Model 2: notice that we want to study the mediator variable!

That is, the news countering “fake news” would change people’s susceptibility to misinformation, which in turn would increase the chance of an individual being infected with the coronavirus. We call this new variable a mediator variable.

In this context, our model is incomplete, as there are several things that influence both misinformation and the chance of someone contracting COVID-19. For example, age probably influences both the type of content you receive on Whatsapp/Facebook and your risk of getting the coronavirus. These variables are called cofounders. We are going to represent the existence of these variables as a dotted line between “deformation” and “coronavirus”:


Model 3: the dashed line represents confounders!

In our scenario there is no co-factor between (fact-checks) and (misinformation), because our fact-checks are being sent at random! The exclamation is not accidental, because this graph structure we just saw is great for doing research! We can say that (fact-checks) is an instrument, and there are techniques to measure the influence of the variable (desinformation) on the variable (coronavirus) using this third variable.

However, the sad part of the story is that we would have to be able to first study the impact of fact-checks on the consumption of individuals’ misinformation. Honestly, I don’t know exactly how it could be done because this impact is extremely subjective. For example, we could collect all the links seen by each participant (which is already very unlikely to be achieved) and count how many fake news each person saw. In addition to the fact that this is extremely difficult to obtain for privacy reasons, and that the process would involve classifying hundreds of stories as true or false, it may be that, even with the fact-checks the person continues to receive misinformation, only that he does not believe in them anymore.

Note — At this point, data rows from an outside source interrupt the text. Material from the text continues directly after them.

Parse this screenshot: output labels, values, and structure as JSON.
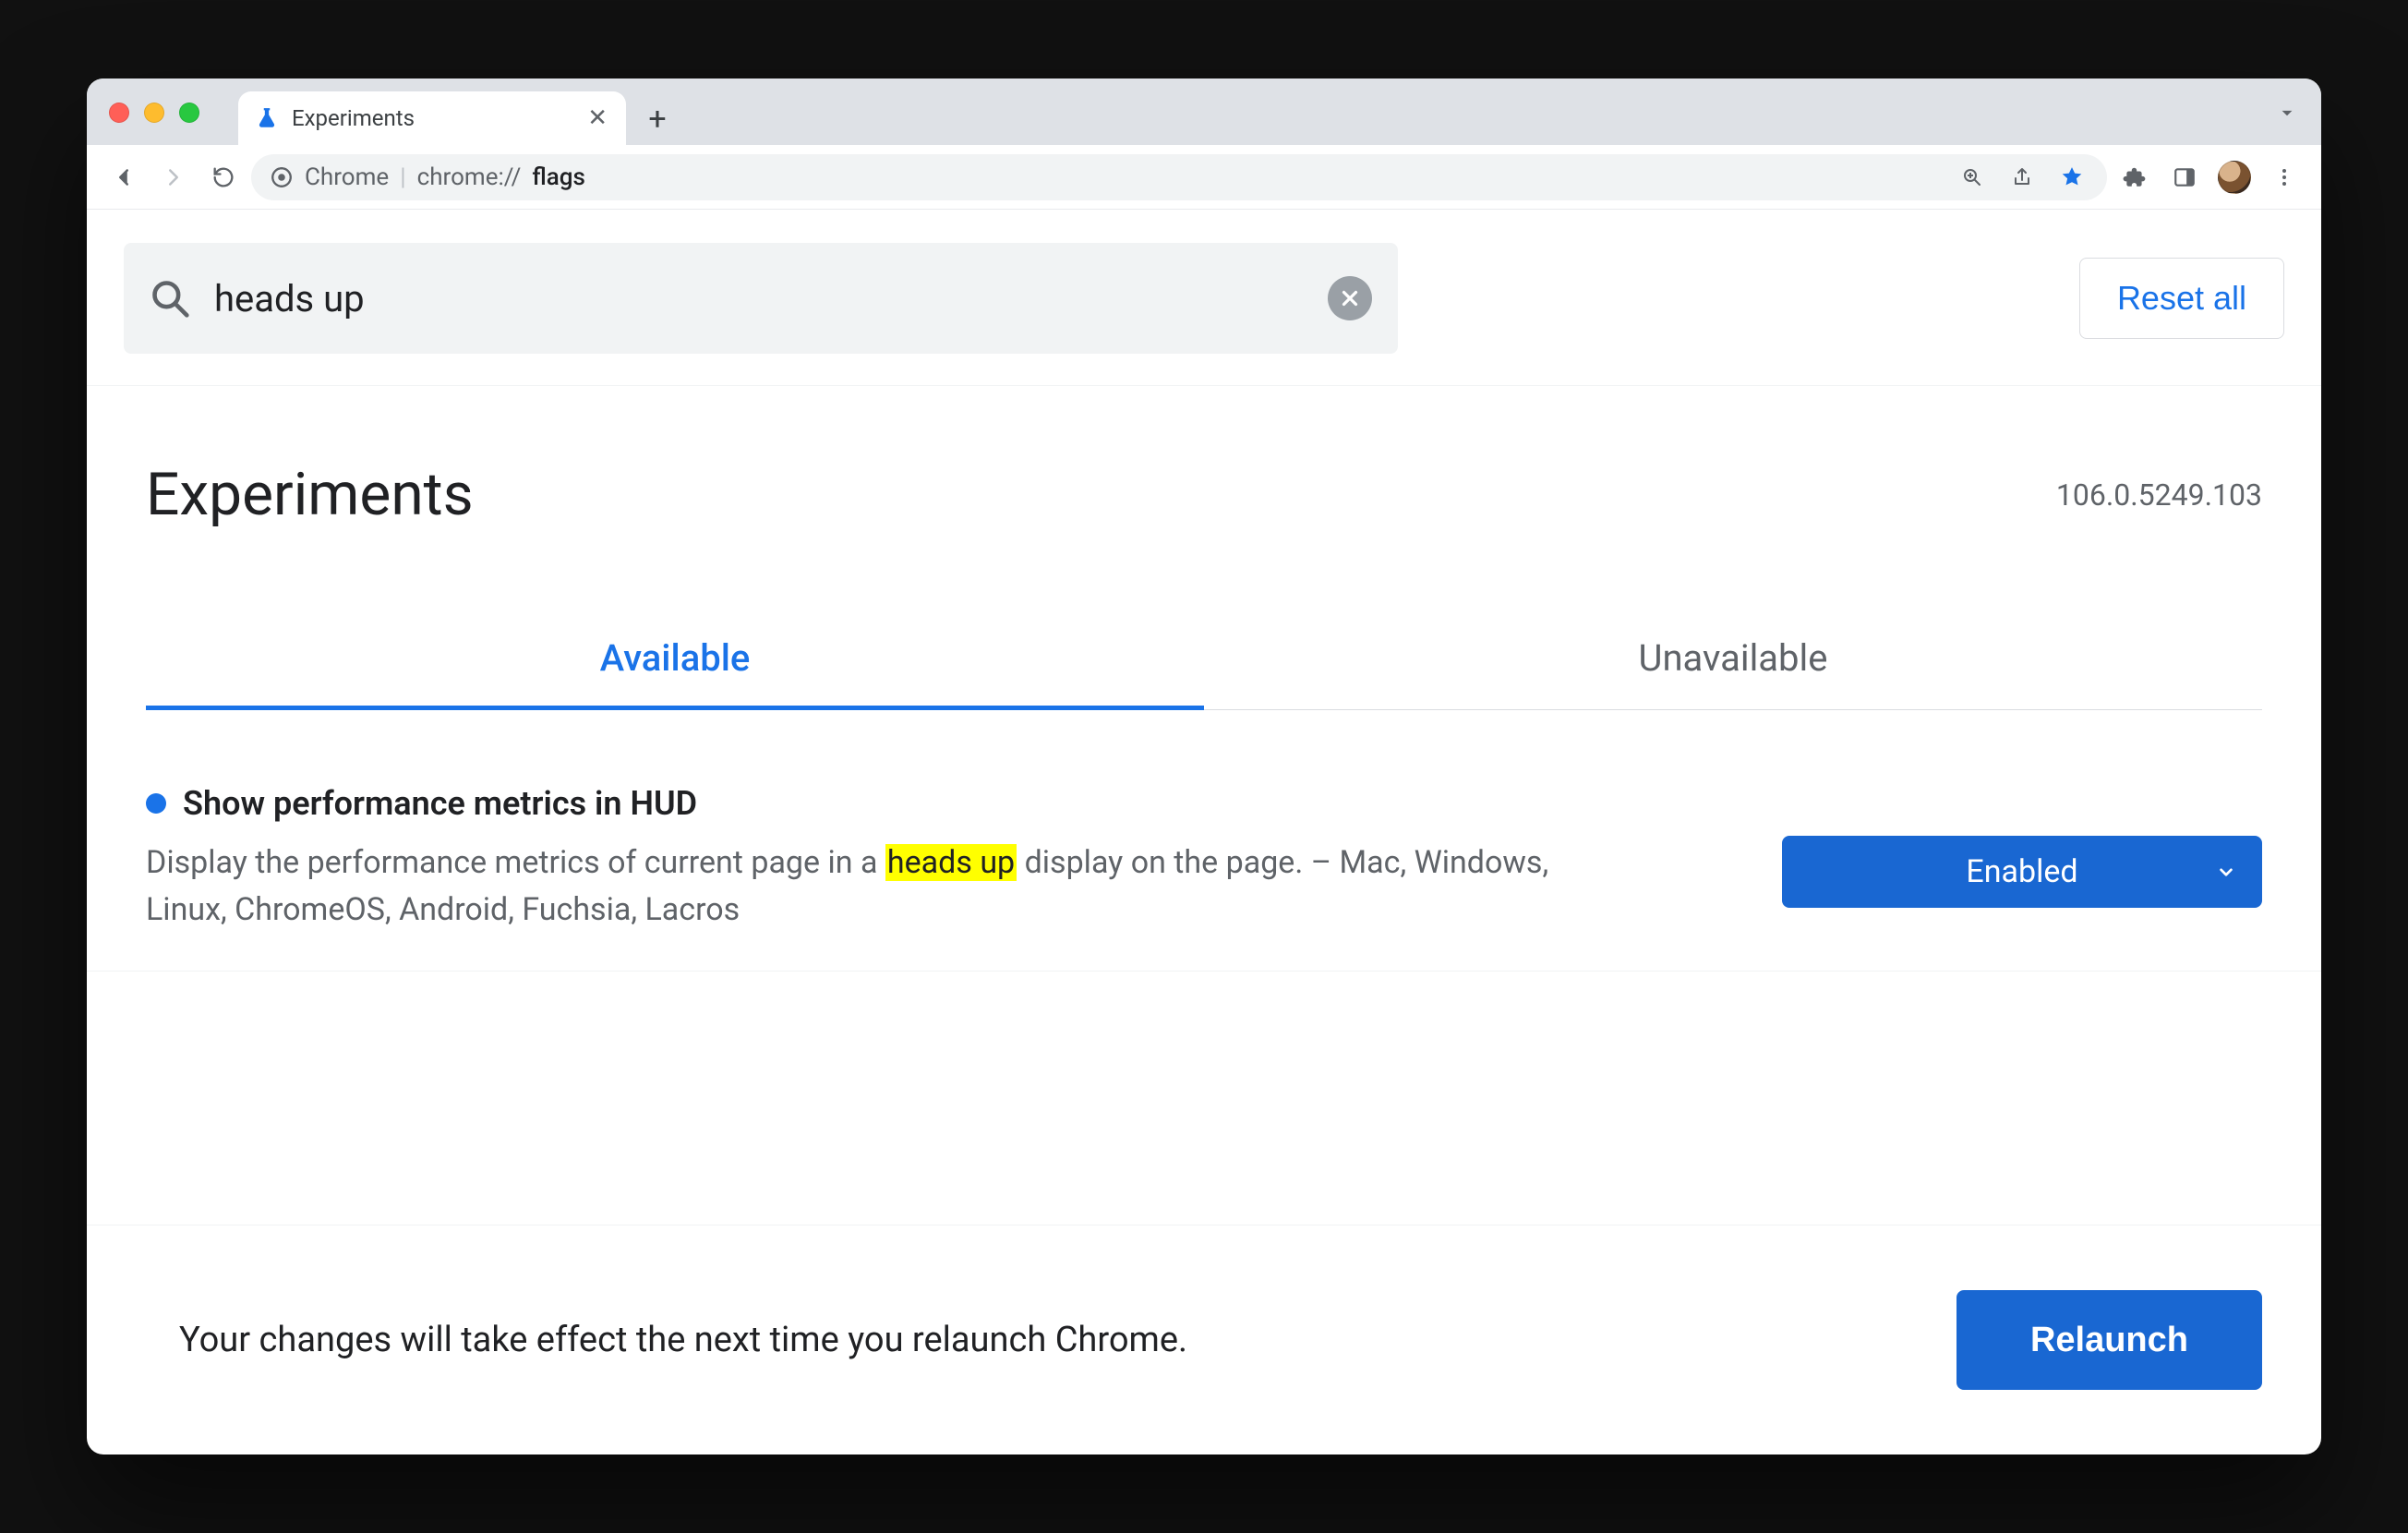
{
  "window": {
    "tab_title": "Experiments"
  },
  "omnibox": {
    "site_label": "Chrome",
    "url_prefix": "chrome://",
    "url_path": "flags"
  },
  "search": {
    "value": "heads up",
    "reset_label": "Reset all"
  },
  "header": {
    "title": "Experiments",
    "version": "106.0.5249.103"
  },
  "tabs": [
    {
      "label": "Available",
      "active": true
    },
    {
      "label": "Unavailable",
      "active": false
    }
  ],
  "flag": {
    "title": "Show performance metrics in HUD",
    "desc_before": "Display the performance metrics of current page in a ",
    "desc_highlight": "heads up",
    "desc_after": " display on the page. – Mac, Windows, Linux, ChromeOS, Android, Fuchsia, Lacros",
    "select_value": "Enabled"
  },
  "relaunch": {
    "message": "Your changes will take effect the next time you relaunch Chrome.",
    "button": "Relaunch"
  }
}
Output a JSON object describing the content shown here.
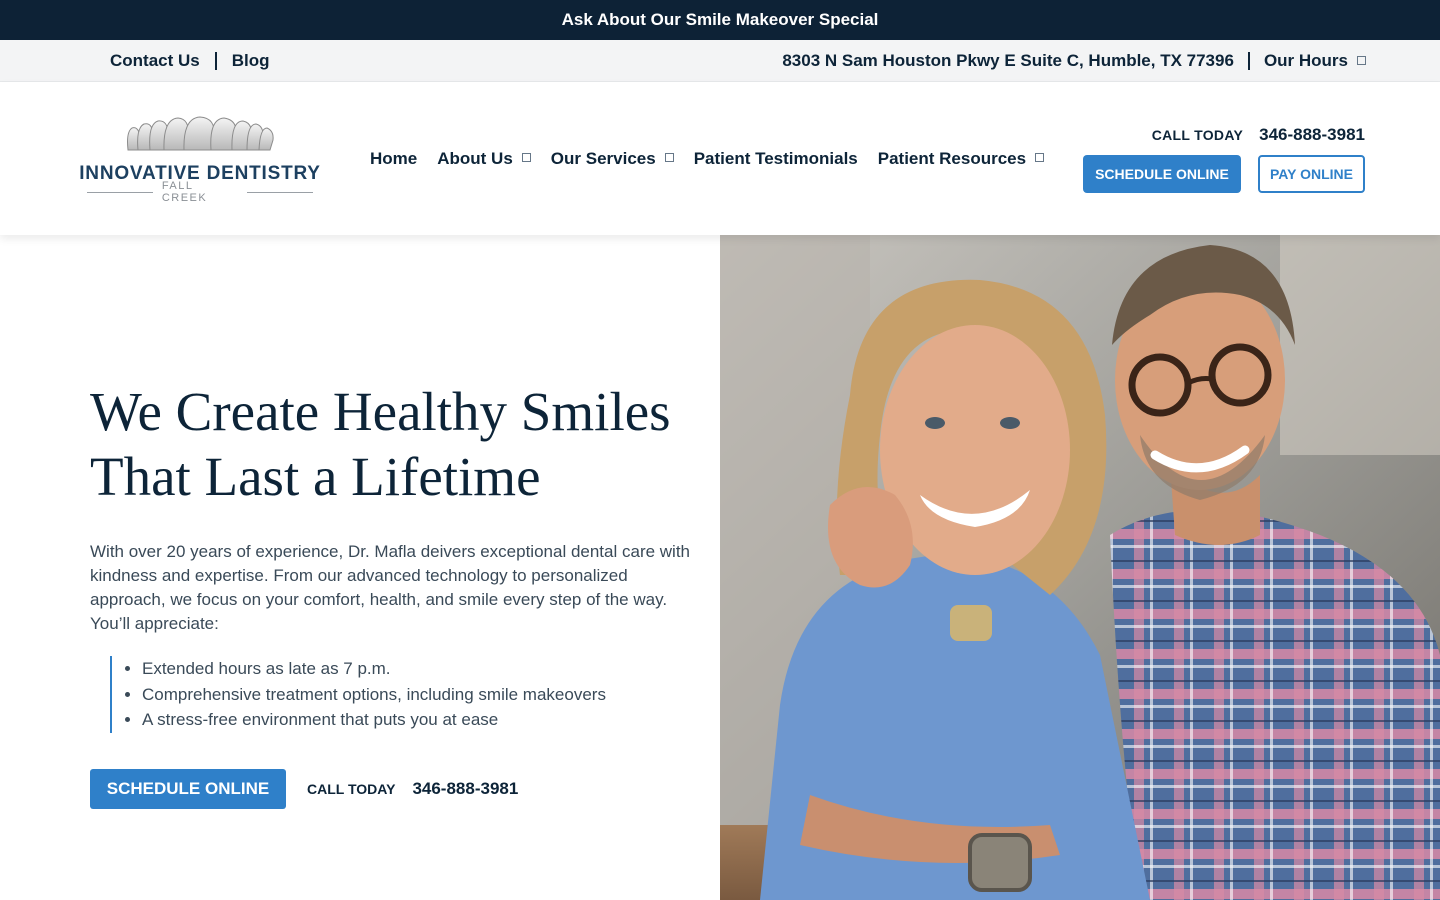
{
  "promo": {
    "text": "Ask About Our Smile Makeover Special"
  },
  "utility": {
    "contact_label": "Contact Us",
    "blog_label": "Blog",
    "address": "8303 N Sam Houston Pkwy E Suite C, Humble, TX 77396",
    "hours_label": "Our Hours"
  },
  "logo": {
    "title": "INNOVATIVE DENTISTRY",
    "subtitle": "FALL CREEK"
  },
  "nav": {
    "items": [
      {
        "label": "Home",
        "has_dropdown": false
      },
      {
        "label": "About Us",
        "has_dropdown": true
      },
      {
        "label": "Our Services",
        "has_dropdown": true
      },
      {
        "label": "Patient Testimonials",
        "has_dropdown": false
      },
      {
        "label": "Patient Resources",
        "has_dropdown": true
      }
    ]
  },
  "header_cta": {
    "call_label": "CALL TODAY",
    "phone": "346-888-3981",
    "schedule_label": "SCHEDULE ONLINE",
    "pay_label": "PAY ONLINE"
  },
  "hero": {
    "title_line1": "We Create Healthy Smiles",
    "title_line2": "That Last a Lifetime",
    "body": "With over 20 years of experience, Dr. Mafla deivers exceptional dental care with kindness and expertise. From our advanced technology to personalized approach, we focus on your comfort, health, and smile every step of the way. You’ll appreciate:",
    "bullets": [
      "Extended hours as late as 7 p.m.",
      "Comprehensive treatment options, including smile makeovers",
      "A stress-free environment that puts you at ease"
    ],
    "schedule_label": "SCHEDULE ONLINE",
    "call_label": "CALL TODAY",
    "phone": "346-888-3981"
  },
  "colors": {
    "navy": "#0d2236",
    "accent_blue": "#2f80c9",
    "text_body": "#3a4a58"
  },
  "icons": {
    "dropdown": "chevron-down-icon",
    "hero_image": "smiling-couple-photo"
  }
}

Moreover, it may be that the fact-checks may not help much! T his is not so absurd to consider, as there are studies that show that fact-checking may trigger the so-called backfire effect, where trying to correct false but rooted beliefs can end up reinforcing them [1] (note that there are other studies that have reproduced [2] and disputed this effect [3]). In this case, the fact-check variable would be what is called a weak instrument, and the study would be impaired…

Finally, it is worth mentioning that it is necessary to ethically consider whether this study is acceptable. After all, when doing this study, we are consciously deciding to give the fact-checks only to a fraction of the participants! For these difficulties, perhaps the observational framework would be more desirable, this is where we do not perform an intervention, but try to take data that already exists and to learn something from it.